Au signal donné, dès que la boule fut assez grosse, la première fourmi lâcha prise, et l’eau montant toujours nous nous trouvâmes à flot, roulant au milieu des courants du grand fleuve débordé.
A côté de nous, dix, vingt, cinquante boules semblables furent faites par nos camarades et toutes se mirent à flot, dérivèrent comme des balles de liège, car nous étions beaucoup plus légères que l’eau. Mes compagnons disaient adieu de loin aux boules qui partaient, emportées à droite et à gauche, sans espoir de les revoir, car il est bien évident qu’un événement semblable est une cause de dissémination pour la race des Chasseresses. Ce qui détruirait toute autre espèce est, au contraire, une occasion de multiplication pour celle-ci.
Notre voyage fut dépourvu d’accidents graves. Nous roulions plus ou moins vite, depuis plusieurs jours, sur les eaux du fleuve qui nous amenait à Saint-Louis, évitant les obstacles par suite de notre légèreté naturelle qui nous maintenait au milieu des gros flocons d’écume blanche que produit toute rivière en mouvement. Nous approchions peu à peu de la mer, et je n’étais pas sans inquiétude sur notre sort: cependant, je n’en disais rien à mes compagnons, pour ne pas les effrayer d’une façon inutile et intempestive. Il serait temps de voir, au moment du danger, ce qu’il y aurait à faire!...
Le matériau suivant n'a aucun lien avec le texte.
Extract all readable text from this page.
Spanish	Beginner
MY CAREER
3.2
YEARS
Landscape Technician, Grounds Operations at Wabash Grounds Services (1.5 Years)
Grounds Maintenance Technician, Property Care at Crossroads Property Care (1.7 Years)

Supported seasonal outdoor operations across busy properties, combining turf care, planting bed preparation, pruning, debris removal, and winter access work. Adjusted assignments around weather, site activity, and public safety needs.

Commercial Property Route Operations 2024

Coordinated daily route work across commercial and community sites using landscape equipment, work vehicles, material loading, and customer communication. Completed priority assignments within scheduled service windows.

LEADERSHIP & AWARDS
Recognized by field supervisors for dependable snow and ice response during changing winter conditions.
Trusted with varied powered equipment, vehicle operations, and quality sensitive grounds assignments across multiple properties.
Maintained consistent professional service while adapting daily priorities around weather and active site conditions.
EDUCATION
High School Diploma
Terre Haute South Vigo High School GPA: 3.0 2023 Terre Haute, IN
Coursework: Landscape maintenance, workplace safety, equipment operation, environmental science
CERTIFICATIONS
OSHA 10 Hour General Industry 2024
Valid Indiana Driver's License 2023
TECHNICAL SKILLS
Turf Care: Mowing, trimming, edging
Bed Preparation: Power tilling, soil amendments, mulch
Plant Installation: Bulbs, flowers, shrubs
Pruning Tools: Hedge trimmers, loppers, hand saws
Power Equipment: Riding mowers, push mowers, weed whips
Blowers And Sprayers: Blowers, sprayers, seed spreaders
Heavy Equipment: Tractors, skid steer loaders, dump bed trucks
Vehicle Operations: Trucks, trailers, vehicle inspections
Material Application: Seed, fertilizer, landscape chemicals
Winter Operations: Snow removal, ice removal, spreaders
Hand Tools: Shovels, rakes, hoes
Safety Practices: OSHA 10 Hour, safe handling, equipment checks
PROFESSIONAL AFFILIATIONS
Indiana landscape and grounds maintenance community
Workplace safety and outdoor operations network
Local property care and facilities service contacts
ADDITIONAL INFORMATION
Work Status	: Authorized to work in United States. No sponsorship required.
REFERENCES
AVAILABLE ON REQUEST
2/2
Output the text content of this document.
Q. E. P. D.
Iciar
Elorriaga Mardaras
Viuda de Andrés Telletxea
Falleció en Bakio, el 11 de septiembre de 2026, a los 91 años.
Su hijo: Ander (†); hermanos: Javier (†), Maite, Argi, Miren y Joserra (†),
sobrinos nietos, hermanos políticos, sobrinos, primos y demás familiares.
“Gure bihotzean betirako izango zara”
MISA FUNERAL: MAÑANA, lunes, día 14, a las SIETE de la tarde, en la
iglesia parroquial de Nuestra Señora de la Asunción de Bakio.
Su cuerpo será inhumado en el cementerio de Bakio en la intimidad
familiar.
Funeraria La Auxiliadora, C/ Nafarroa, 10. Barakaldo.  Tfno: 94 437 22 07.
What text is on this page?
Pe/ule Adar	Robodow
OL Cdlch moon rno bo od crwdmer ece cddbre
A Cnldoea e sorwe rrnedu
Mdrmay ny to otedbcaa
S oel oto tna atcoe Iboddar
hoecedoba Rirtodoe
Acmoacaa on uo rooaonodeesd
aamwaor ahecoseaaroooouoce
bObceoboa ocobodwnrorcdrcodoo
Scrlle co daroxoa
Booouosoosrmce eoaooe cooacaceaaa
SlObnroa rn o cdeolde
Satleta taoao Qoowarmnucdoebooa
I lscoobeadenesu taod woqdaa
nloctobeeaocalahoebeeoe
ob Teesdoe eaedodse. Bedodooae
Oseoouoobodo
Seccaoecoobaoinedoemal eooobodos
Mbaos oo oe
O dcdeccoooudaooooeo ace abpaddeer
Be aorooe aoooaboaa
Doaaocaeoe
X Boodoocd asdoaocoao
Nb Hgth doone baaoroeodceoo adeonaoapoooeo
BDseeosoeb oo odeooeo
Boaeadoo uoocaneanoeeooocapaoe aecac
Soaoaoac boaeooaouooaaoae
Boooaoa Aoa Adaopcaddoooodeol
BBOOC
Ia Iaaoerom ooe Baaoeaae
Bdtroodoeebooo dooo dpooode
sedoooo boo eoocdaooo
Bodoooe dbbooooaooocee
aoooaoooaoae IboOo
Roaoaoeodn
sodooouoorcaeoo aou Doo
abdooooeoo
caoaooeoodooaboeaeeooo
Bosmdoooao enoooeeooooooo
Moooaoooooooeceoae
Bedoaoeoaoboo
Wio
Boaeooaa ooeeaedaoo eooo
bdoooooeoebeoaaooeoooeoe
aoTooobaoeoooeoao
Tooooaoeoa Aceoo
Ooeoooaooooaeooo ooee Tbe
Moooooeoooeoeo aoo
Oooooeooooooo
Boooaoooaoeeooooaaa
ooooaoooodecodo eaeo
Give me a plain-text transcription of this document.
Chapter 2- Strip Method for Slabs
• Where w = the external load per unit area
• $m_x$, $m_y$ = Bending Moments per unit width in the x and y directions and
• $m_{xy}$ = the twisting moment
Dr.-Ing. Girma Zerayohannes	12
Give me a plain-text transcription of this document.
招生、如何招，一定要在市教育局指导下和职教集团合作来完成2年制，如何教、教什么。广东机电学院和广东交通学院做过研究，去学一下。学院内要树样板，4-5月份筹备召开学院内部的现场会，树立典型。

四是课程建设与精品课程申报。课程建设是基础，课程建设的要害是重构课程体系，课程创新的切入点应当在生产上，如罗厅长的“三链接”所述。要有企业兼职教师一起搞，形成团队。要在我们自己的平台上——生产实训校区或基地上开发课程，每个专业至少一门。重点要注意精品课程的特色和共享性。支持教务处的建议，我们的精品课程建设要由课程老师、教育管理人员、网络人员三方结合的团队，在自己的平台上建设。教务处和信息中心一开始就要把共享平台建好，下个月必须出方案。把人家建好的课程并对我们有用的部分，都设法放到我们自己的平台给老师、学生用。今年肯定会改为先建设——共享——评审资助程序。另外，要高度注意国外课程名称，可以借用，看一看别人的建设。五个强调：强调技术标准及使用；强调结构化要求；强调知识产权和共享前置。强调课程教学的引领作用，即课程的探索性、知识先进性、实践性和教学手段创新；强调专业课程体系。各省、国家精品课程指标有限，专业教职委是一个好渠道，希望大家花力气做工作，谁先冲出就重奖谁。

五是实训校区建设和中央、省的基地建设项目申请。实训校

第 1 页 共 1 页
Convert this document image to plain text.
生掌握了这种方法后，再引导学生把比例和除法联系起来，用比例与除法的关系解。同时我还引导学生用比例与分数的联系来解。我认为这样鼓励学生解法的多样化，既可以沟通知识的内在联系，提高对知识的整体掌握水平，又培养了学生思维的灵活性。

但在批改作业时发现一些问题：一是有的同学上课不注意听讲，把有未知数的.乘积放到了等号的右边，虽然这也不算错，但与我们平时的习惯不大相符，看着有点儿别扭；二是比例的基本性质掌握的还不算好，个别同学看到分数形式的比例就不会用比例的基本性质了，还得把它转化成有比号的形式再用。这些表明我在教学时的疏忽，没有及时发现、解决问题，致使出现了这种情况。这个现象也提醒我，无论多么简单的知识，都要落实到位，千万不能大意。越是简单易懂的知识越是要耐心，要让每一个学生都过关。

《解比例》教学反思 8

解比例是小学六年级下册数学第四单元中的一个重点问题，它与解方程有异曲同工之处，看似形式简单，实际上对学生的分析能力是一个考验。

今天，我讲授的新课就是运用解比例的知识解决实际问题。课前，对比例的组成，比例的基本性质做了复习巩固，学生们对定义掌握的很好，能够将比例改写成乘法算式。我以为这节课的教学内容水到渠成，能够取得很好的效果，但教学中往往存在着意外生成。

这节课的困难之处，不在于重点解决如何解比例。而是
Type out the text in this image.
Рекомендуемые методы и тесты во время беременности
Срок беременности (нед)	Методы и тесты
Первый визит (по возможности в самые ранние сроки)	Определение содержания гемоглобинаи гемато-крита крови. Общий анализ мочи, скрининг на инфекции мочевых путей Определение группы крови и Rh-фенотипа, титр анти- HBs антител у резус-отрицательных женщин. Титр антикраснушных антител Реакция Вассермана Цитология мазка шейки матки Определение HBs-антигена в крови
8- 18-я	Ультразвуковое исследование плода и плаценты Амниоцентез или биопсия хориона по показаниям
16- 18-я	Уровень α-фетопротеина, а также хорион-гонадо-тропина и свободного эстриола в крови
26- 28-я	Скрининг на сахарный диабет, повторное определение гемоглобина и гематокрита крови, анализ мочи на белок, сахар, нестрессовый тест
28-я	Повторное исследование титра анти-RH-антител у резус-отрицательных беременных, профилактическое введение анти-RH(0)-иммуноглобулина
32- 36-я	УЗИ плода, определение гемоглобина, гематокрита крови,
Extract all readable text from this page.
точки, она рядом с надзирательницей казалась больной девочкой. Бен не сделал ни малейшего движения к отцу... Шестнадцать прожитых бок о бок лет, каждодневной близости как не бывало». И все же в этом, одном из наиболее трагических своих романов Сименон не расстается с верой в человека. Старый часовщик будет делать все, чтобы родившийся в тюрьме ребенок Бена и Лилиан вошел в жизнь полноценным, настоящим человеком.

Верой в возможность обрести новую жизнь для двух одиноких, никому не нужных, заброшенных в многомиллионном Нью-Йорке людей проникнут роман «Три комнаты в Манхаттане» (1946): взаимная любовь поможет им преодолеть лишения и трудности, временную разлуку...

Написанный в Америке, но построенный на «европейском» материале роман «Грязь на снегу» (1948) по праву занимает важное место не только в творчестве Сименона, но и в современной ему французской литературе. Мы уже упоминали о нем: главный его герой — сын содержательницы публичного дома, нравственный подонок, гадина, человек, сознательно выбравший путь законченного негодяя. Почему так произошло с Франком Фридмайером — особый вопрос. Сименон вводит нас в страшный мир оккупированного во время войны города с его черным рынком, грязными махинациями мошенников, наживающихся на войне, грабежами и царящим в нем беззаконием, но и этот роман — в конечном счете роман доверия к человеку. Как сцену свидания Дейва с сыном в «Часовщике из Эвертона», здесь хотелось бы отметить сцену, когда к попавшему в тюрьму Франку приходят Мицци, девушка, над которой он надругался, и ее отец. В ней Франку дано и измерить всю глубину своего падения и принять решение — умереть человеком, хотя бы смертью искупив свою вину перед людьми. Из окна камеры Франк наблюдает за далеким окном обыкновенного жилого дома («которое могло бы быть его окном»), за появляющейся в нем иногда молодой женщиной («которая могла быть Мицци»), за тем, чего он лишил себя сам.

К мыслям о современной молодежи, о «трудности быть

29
En attendant, je priais Dieu d’écarter de nous les Crocodiles qui, sentant une friande boule d’insectes passer à leur portée, auraient pu ouvrir leurs monstrueuses mâchoires et avaler tout d’un coup notre smala. Nous avions eu la chance de ne heurter aucun obstacle, parce que nous étions sur le grand courant. Au milieu du fleuve nous suivions tout doucement une grande branche, ou plutôt un arbre tombé, contre lequel nous étions collés par une abondante couche d’écume. Les branchages qui nous entouraient nous servaient ainsi à parer quelques petits chocs au besoin!
Nous approchions beaucoup de la mer, je le sentais, non seulement à l’odeur de l’eau, mais au ralentissement de notre marche. L’eau devenait presque immobile, et, si nous avancions encore, c’était en vertu du poids de notre arbre et de sa vitesse acquise. Tout à coup, un choc formidable se fit sentir dans notre arbre... Le cordage d’une ancre l’a arrêté par le bord; il bascule vivement, nous fouette ses branches sur la boule et nous écrase contre le cordage, cause de tout le mal!
Un instant étourdi par la commotion, je me mets à la nage... Hélas! que de morts et de blessés!!!... l’eau était, tout autour de nous, couverte de cadavres!...
Que faire?
L’instinct de la conservation fut plus puissant, chez moi, que la terreur. Je m’accrochai au câble de l’ancre: je m’y cramponnai, et malgré que mes membres fussent comme perclus, je parvins à me hisser dessus, suivi de plusieurs camarades que j’aidais à y prendre place... O douleur! mon amie gisait à la surface de l’eau, la tête broyée par le choc de la branche.